University of Maryland, School of Medicine, Department of Physiology, Baltimore 21201.

1. We sought to distinguish two types of Ca2+ channel in guinea-pig ventricular cells (T-type and L-type) and to characterize their respective gating and permeation properties when Ca2+ (1-10 mM) is the charge carrier, as is the case physiologically. 2. Na+ was removed from both the external and internal solutions to eliminate currents through Na+ channels and Na(+)-Ca2+ exchange.
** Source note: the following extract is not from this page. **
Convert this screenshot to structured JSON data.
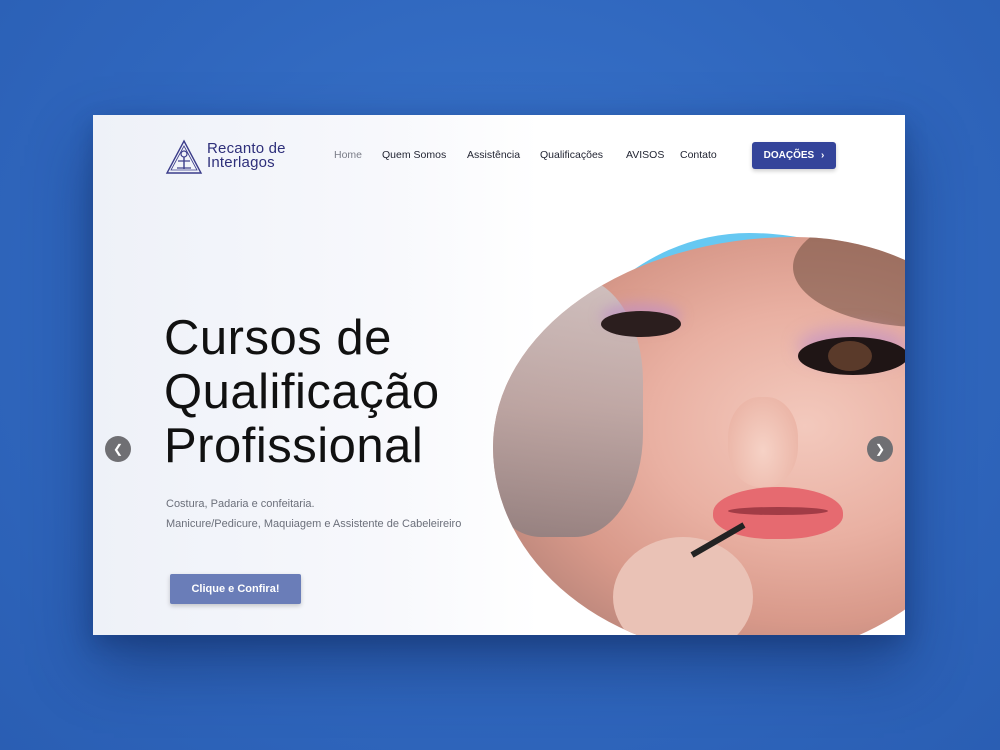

Major differences in the voltage dependence of steady-state inactivation were exploited to separate the two Ca2+ current components. 3. From a holding potential of -50 mV, only L-type channels were available to open with depolarization. When holding at -90 mV, T-type channels contributed an additional rapidly inactivating component superimposed upon the L-type current. Only the L-type channels thus identified were sensitive to the dihydropyridine Ca2+ channel blocker nitrendipine. 4. T-type currents, measured by taking the difference between the currents elicited from a holding potential of -90 mV and those elicited from -50 mV, peaked within 10 ms and decayed completely within 50-100 ms. 5. Macroscopic T-type currents were largest during depolarizing pulses between -40 and -30 mV (peak current density of 0.62 +/- 0.21 nA nF-1) and decreased at more positive potentials, becoming unmeasurably small above 0 mV. 6. Unitary currents recorded with similar ionic conditions and voltage protocols exhibited a single-channel conductance of 4-5 pS in 10 mM Ca2+. Ensemble average currents through a single channel reproduced accurately the time course of whole-cell T-type current. Permeation properties could not explain the absence of macroscopic T-type currents at positive test potentials, which must therefore be attributable to gating. 7. Convolution analysis was employed to clarify the single-channel basis of the rapidly decaying current waveform of T-type channels. The latencies to first opening and reopening, which reflect activation and deactivation, influenced the waveform most strikingly. Open times were sufficiently brief that they contributed little to shaping the average current. Thus, macroscopic inactivation largely reflects rate-limiting activation events. 8. The unitary current amplitudes and peak open probabilities measured for single T-type channels, when compared to the average macroscopic T-type current density, predict 10.6 functional channels per picofarad, or approximately 1700 T-type channels per typical ventricular myocyte.